Last time, I talked about praying and speaking in front of others, and I’m still on this kick with prayer, so we’re going with it. Mealtime prayers or ‘grace’ is a cornerstone of Christian culture. If you grew up in a Christian home, it may be the first prayer you learned besides ‘Now I lay me down to sleep.’ The dinner grace is repeated so often, it fuses itself to the identity of the family, so much so, that every other dinner grace seems wrong.

Consider the following:

The first time I visited my cousins, they recited that old ‘God is great, God is good’ prayer. WRONG.

The first time I had dinner at a friend’s house, they sang their prayer. DOUBLE WRONG.

That prayer wasn’t the first thing to go terribly wrong that evening. I also discovered that other moms set the table differently, prepare mashed potatoes differently, and cut our meat differently. As a child, it’s very hard to accept the strange, oftentimes wrong ways other moms do things, even if the potatoes are better than your mom’s.

Thus, by this anecdotal evidence, I can conclude that God found our grace to be superior, and therefore, our meals were more blessed, nutritious and tasty.

I don’t think it is possible for a man over 40 to say grace without using the line, ‘bless this food to the nourishment of our bodies.’

These days, my wife and I don’t have a set prayer, we just pray ‘as the Spirit leads.’ But sometimes the Spirit seems to be leading my wife for a long time, and I’m secretly afraid the food is getting cold while God is blessing it because I’m a jerk like that.

Sometimes we like to pray ‘at’ each other. Like my wife prays, ‘Lord, bless this food, and please help my husband to stop being such a tool.’

Some pastors exist almost for the sole purpose of saying grace over the potluck dinner. This occurs in the case of a church run by a ‘matriarch’ or ‘patriarch,’ a layperson who seems to own a controlling interest in every aspect of the church.

Pastor’s like to show off how holy their kids are to other pastors and/or test the holiness of other pastors’ kids. So my family is over at another pastor’s family’s home for dinner, and I’m just a little tyke. The host pastor tries to test me, you know, see if my pops is doing his job right with me by saying, “At our house, we pray before we eat.” So I bow my cute little holy head, fold my hands like sweet baby Jesus, and prayed the socks off that dinner. Match point, me.

The prayer which I recited at the start of this post was our grace for several years. Until dad had the bright idea of writing a new grace for Thanksgiving. Which my brother and I would recite. In front of the entire family. Cute.
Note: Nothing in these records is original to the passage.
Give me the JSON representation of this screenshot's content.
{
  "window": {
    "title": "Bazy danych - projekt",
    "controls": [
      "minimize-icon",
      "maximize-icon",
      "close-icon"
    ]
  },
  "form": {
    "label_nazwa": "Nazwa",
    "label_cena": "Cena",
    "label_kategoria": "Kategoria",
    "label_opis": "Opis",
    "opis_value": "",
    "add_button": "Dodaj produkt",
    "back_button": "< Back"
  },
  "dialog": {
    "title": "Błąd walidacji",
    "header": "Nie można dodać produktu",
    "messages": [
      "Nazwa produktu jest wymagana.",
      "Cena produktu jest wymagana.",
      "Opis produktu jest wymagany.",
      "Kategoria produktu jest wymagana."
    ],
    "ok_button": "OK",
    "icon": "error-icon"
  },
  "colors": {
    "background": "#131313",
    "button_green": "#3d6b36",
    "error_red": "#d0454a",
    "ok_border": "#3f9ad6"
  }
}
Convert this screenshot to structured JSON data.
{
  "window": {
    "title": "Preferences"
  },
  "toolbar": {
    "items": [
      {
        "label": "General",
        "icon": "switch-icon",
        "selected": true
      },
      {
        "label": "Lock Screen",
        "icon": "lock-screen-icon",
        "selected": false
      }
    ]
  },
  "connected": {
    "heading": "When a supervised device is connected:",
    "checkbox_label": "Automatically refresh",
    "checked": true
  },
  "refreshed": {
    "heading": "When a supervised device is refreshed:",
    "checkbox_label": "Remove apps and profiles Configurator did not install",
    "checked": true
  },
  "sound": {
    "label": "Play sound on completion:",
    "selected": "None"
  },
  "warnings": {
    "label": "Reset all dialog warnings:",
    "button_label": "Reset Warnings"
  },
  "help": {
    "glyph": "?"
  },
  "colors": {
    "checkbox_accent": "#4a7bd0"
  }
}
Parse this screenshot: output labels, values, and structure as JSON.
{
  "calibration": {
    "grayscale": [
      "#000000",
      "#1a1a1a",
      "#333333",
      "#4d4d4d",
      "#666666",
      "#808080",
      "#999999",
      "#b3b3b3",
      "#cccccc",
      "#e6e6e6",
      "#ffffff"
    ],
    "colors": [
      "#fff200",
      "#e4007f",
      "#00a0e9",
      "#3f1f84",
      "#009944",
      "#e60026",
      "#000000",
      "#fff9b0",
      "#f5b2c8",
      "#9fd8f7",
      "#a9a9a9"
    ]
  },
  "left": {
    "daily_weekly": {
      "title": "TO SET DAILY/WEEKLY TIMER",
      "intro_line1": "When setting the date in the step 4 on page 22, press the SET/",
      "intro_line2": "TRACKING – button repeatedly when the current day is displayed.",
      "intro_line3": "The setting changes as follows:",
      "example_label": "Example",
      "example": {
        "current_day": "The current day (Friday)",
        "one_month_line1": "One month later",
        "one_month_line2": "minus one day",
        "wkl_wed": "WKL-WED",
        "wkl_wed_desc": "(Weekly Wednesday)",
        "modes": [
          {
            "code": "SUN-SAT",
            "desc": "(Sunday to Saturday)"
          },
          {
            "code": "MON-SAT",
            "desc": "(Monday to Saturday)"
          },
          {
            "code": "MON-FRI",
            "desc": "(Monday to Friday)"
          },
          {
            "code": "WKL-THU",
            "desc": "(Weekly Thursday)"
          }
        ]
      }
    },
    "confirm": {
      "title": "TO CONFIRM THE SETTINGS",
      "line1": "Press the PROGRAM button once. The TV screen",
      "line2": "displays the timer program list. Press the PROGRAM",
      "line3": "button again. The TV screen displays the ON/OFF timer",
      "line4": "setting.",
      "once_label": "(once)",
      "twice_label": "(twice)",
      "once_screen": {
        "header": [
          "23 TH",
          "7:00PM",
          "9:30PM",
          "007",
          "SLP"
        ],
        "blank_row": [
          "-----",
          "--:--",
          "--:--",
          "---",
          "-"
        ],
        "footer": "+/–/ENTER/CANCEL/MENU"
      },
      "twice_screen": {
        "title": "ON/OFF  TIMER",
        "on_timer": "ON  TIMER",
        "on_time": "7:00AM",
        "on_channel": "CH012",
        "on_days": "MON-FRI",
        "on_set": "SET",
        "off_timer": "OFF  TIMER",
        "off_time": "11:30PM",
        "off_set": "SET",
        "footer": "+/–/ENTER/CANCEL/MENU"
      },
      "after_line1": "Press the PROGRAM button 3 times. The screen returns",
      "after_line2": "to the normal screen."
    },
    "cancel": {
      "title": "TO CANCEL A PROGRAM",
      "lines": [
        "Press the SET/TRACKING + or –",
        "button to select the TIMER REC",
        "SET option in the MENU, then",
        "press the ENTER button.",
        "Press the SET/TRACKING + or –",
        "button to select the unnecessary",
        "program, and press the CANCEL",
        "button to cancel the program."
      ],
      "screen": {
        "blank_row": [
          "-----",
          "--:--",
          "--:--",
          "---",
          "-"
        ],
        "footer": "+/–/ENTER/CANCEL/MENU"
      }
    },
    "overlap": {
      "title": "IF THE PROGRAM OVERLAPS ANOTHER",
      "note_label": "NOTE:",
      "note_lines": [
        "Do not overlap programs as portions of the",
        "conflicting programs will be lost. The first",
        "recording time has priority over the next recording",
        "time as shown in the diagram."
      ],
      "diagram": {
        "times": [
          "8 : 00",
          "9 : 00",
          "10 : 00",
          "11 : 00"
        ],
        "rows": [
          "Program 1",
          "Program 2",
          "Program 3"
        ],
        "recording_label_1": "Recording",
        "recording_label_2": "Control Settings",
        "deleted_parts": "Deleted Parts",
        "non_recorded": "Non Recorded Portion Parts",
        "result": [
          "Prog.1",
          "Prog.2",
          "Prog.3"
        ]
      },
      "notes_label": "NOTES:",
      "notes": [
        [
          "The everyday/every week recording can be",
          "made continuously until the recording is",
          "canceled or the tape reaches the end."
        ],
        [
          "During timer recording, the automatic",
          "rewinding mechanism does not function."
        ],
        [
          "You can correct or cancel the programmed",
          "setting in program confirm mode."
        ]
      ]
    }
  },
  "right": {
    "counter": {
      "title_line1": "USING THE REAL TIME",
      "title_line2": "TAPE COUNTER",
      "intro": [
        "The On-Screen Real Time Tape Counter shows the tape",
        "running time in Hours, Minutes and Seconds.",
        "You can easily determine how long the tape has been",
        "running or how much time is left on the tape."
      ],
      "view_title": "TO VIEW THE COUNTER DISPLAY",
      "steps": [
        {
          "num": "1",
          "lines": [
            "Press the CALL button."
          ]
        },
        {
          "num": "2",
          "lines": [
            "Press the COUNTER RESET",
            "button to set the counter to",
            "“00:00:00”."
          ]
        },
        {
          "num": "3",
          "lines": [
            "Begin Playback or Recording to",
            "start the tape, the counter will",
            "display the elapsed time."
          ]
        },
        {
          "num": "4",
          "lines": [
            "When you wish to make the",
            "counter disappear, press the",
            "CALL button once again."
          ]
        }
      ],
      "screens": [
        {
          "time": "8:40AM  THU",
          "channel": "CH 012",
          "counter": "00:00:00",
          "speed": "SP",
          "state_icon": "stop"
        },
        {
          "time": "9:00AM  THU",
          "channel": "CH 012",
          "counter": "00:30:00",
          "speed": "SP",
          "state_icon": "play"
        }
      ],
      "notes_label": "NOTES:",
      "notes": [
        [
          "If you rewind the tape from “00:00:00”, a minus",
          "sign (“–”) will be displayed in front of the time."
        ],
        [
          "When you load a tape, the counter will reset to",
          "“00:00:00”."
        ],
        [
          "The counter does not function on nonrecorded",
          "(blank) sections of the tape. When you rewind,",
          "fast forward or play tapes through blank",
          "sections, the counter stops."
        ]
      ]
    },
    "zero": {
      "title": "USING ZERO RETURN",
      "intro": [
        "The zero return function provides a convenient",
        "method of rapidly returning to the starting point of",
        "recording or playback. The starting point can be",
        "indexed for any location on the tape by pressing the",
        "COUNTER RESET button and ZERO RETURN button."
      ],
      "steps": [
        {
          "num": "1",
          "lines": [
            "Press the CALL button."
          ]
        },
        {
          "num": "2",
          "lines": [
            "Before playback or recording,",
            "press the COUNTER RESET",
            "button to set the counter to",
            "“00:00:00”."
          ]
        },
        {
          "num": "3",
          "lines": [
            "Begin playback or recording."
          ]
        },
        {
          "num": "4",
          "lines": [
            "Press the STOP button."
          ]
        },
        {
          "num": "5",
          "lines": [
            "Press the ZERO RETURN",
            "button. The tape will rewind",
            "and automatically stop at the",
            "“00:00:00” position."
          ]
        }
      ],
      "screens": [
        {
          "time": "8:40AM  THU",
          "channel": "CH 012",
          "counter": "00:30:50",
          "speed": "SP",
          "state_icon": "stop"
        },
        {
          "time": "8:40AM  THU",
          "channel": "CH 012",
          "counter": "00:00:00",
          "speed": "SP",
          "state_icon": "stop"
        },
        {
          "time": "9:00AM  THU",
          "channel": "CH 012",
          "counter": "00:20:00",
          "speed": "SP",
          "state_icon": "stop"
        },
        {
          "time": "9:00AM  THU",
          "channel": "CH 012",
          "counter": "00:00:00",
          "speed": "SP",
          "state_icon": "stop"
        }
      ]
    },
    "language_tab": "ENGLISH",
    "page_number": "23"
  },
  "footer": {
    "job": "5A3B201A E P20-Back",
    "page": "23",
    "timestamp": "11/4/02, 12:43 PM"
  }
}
My grandmother could swear up a storm. Normally it didn’t matter, since Grandpa was deaf. She’d work herself into a frenzy over Thanksgiving dinner. Then, when all was almost ready, everyone would be circled around for grace, and Grandma would tear out of the kitchen looking like she was about to pass out. She was known to get the ball rolling on the meal with the line, “Say the —- prayer!” That sufficiently set the tone for solemnly praising God for the manifold blessings He hath bestowed upon us.

And now, since I’m a pastor, I am the de facto grace giver for every family function on my wife’s side. That’s the thing I do. Aunt Jean knits, uncle Steve gets hammered, and Matt, the new guy says grace.

On my side its different since we have three preachers. If there’s one thing preachers don’t like it’s sharing the spotlight. So we keep it civil. We just keep a strict and carefully recorded ‘grace rotation’ going from one holiday to the next. This Christmas, it’s John’s turn.
Just kidding. We all pray one after another, trying to one-up the last one. Whenever someone throws down and makes the last guy look like an amatuer, everyone goes, “Oooooh,” or “What do you say to that, John?” with their heads still bowed.
Okay, I’m just kidding with that too. We all just pray simultaneously, trying to talk over one another, while holding hands in a circle. Our dinners are very blessed.

Did your family say grace faithfully? What was it? Did it evolve over time? Did every other grace seem somehow less holy?